FINRA FINDINGS.    For the period, 8/1/13 through 12/31/15, FINRA’s Market Regulation's Muni Securities Bonds Team and FINRA’s Member Regulation reviewed the firm's compliance with MSRB Rule G-15(f).

 

MSRB Rule G-15(f)(i) prohibits a broker, dealer, or municipal securities dealer from effecting a customer transaction in municipal securities issued after June 1,2002 in an amount lower than the minimum denomination of the issue.

 

Issuers set minimum denominations for the purchase or sale of municipal securities and disclose those minimum denominations in Official Statements, which are documents prepared by or on behalf of the issuer of municipal securities in connection with a primary offering. Minimum denominations generally range from $5,000 to $100,000.

 

An issuer may set a minimum denomination at $100,000 or higher to qualify for one of several exemptions from Securities Exchange Act Rule 15c2-12, which is designed to ensure production of certain disclosure documents in the primary and secondary markets. In addition, an issuer may set high minimum denominations because of a concern that the offered securities may not be appropriate for retail investors who are likely to purchase securities in relatively small amounts.

 

FMSbonds effected 170 customer transactions in a municipal security in an amount lower than the minimum denomination of the issue which were not subject to an exception under the rule.

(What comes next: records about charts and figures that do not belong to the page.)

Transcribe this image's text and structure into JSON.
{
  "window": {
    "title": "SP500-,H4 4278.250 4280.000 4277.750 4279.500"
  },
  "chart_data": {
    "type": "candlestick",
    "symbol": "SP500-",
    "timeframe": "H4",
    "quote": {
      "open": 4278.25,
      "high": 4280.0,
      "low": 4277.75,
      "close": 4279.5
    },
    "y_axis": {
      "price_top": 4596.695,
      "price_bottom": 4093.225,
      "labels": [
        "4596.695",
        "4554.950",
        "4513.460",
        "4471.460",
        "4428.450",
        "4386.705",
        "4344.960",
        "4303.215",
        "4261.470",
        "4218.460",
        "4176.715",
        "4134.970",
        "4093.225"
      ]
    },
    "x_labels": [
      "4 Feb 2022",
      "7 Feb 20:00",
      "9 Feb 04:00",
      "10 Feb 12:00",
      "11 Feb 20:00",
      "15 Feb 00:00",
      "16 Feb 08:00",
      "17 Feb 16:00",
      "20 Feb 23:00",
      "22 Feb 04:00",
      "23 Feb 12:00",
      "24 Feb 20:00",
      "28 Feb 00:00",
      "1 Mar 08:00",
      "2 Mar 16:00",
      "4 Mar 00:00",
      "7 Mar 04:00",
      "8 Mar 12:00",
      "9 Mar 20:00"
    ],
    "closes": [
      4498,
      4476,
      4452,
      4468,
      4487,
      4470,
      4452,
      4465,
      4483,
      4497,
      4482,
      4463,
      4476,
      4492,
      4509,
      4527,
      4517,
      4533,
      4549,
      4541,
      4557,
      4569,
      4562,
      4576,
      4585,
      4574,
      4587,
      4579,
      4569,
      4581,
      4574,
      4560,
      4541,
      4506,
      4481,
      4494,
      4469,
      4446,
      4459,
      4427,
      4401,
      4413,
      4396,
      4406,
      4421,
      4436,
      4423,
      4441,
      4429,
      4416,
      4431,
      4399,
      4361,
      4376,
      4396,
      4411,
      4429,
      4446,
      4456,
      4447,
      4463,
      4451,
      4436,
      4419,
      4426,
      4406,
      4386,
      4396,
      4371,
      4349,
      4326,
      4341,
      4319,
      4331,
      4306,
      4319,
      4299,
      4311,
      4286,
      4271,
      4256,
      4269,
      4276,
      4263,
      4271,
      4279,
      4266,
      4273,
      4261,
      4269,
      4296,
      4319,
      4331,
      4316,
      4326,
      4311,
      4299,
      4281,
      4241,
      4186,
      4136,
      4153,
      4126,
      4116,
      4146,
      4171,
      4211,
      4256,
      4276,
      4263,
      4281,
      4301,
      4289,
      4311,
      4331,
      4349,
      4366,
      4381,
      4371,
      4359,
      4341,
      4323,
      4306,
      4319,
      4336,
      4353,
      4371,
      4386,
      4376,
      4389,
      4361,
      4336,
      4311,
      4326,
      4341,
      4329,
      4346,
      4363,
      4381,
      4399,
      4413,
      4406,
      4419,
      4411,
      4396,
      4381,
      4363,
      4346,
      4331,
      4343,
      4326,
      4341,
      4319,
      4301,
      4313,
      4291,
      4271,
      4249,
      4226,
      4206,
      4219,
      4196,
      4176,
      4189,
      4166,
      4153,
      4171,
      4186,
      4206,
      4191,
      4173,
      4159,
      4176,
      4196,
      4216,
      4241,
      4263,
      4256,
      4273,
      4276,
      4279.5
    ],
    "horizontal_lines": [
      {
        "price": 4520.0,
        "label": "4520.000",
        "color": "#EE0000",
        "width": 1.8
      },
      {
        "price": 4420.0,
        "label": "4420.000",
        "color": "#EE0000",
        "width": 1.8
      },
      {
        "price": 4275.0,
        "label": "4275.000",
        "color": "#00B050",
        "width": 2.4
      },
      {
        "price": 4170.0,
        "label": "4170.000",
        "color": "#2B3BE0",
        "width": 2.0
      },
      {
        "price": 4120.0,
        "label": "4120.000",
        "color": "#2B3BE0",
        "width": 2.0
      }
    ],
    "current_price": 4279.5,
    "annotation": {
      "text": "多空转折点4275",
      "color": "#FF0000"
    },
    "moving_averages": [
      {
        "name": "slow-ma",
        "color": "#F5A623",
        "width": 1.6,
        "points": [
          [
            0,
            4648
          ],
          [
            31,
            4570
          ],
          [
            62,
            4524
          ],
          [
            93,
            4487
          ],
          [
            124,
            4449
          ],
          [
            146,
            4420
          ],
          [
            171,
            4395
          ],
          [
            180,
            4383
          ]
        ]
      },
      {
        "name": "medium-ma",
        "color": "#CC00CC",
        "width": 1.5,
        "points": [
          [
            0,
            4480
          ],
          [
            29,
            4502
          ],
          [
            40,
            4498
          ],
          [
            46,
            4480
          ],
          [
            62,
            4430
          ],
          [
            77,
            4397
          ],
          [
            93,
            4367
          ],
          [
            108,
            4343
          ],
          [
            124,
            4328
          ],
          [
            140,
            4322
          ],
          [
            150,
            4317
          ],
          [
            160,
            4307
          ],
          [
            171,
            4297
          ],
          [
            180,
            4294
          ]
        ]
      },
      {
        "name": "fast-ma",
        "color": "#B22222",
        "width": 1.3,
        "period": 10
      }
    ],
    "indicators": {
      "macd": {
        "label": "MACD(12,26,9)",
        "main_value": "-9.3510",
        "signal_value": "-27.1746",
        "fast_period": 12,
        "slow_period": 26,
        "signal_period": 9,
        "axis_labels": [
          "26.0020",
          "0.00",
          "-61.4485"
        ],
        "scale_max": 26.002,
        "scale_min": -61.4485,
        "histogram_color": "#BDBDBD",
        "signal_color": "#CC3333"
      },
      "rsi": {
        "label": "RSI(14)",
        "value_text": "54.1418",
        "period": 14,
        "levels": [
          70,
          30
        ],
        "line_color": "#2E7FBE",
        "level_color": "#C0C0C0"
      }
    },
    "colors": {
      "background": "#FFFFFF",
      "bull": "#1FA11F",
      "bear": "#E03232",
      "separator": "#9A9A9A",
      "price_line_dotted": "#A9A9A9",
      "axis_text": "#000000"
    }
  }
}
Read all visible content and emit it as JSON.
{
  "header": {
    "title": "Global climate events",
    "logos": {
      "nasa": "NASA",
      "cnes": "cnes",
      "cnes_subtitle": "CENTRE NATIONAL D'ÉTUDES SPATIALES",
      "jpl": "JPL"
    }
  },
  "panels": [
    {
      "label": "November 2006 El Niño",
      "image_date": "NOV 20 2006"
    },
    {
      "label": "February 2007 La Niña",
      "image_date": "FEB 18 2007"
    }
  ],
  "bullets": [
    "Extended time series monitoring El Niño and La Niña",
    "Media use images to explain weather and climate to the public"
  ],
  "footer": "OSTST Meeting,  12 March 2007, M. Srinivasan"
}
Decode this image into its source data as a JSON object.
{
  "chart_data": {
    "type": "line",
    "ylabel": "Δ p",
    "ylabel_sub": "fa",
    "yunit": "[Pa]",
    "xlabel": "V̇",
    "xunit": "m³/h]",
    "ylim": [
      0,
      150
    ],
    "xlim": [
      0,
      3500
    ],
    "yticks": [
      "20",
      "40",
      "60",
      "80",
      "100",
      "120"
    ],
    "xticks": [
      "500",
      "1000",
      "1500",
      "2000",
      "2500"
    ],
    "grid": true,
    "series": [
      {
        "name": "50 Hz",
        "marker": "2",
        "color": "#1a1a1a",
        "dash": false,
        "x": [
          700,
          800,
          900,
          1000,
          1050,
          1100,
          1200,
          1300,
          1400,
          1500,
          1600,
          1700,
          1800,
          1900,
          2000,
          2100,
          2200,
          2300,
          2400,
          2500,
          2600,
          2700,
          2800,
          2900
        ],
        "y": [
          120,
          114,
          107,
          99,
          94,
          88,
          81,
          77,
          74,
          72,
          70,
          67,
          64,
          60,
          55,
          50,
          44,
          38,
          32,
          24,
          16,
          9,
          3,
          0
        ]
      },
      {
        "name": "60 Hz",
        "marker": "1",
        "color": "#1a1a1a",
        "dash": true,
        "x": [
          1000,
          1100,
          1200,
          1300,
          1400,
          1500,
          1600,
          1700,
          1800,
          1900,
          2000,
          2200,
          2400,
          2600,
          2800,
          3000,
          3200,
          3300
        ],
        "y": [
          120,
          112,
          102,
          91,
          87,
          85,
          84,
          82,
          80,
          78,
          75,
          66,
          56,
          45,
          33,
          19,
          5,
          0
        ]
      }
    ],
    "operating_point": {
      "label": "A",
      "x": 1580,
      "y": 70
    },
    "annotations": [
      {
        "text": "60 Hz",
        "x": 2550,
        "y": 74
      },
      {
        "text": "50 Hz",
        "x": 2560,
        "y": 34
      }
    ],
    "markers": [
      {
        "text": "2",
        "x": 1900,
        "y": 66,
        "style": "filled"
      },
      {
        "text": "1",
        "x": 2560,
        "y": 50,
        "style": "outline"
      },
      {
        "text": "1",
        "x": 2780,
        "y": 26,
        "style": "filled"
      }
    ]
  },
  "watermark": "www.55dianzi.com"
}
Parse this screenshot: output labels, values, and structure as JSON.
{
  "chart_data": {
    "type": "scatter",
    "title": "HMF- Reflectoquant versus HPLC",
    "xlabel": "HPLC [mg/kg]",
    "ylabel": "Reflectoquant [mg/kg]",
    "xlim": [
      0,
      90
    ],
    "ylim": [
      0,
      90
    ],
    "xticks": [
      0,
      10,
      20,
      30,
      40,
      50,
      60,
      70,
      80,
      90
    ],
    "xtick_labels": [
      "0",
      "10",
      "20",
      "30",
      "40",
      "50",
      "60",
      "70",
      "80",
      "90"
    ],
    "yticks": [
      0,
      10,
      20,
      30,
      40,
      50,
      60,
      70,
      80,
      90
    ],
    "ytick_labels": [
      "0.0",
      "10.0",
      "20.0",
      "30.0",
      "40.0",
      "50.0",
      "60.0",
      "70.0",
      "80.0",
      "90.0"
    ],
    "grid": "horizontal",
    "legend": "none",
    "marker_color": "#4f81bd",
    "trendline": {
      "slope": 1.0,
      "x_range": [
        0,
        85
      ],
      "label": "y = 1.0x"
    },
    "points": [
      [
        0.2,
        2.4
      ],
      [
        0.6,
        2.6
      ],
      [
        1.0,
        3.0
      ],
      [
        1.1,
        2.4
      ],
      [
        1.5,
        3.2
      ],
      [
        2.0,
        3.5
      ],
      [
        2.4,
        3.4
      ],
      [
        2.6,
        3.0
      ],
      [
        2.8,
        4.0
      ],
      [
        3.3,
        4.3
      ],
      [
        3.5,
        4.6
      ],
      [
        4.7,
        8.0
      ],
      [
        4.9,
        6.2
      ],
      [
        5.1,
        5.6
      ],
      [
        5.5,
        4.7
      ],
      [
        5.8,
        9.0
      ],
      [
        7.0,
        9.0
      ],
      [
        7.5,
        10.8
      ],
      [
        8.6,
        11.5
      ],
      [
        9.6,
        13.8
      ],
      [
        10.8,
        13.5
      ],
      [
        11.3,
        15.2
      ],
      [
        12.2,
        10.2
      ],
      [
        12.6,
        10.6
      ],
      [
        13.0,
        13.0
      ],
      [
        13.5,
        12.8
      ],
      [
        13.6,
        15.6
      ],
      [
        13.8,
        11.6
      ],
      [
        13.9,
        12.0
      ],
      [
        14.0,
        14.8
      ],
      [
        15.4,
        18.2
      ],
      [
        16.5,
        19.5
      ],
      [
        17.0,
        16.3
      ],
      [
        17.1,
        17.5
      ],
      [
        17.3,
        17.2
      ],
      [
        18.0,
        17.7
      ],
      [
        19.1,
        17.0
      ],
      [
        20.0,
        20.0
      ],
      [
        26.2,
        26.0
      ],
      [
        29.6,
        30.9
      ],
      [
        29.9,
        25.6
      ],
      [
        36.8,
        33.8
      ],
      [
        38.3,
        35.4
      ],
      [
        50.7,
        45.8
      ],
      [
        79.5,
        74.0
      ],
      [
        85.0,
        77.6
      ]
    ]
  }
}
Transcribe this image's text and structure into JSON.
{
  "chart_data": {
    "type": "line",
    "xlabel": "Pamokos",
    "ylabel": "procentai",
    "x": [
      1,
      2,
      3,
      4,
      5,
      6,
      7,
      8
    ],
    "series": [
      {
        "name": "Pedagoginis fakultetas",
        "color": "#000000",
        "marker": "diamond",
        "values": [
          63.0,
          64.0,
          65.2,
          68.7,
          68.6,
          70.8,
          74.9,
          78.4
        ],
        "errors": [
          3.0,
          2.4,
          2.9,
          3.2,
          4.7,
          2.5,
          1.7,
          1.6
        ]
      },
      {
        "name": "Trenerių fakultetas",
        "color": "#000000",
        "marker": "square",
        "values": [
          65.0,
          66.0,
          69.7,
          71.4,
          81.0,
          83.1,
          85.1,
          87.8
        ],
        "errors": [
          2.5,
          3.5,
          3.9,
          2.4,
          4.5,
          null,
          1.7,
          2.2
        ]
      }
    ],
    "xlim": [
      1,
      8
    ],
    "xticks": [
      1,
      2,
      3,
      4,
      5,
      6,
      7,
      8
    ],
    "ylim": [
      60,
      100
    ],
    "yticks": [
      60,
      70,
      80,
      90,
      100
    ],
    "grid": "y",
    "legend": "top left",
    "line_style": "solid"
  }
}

Some of those violative transactions involved sales to customers in sizes ranging up to $90,000 – which would indicate minimum denominations of $100,000. Such conduct would be in violation of MSRB Rule G-15(f).

 

FMSbonds also failed to disclose all material facts concerning 51 municipal securities transactions at or prior to the time of trade: (i) that the muni securities transaction was in an amount below the minimum denomination of the issue, or (ii) that the municipal securities contained a resale restriction which could affect the liquidity of the customer's position. Such conduct would be in violation of MSRB Rule G-17 and MSRB Rule G-47.

 

This case was reported in FINRA Disciplinary Actions for May 2017.

For details on this case, go to ...  FINRA Disciplinary Actions Online, and refer to Case #2015043950501.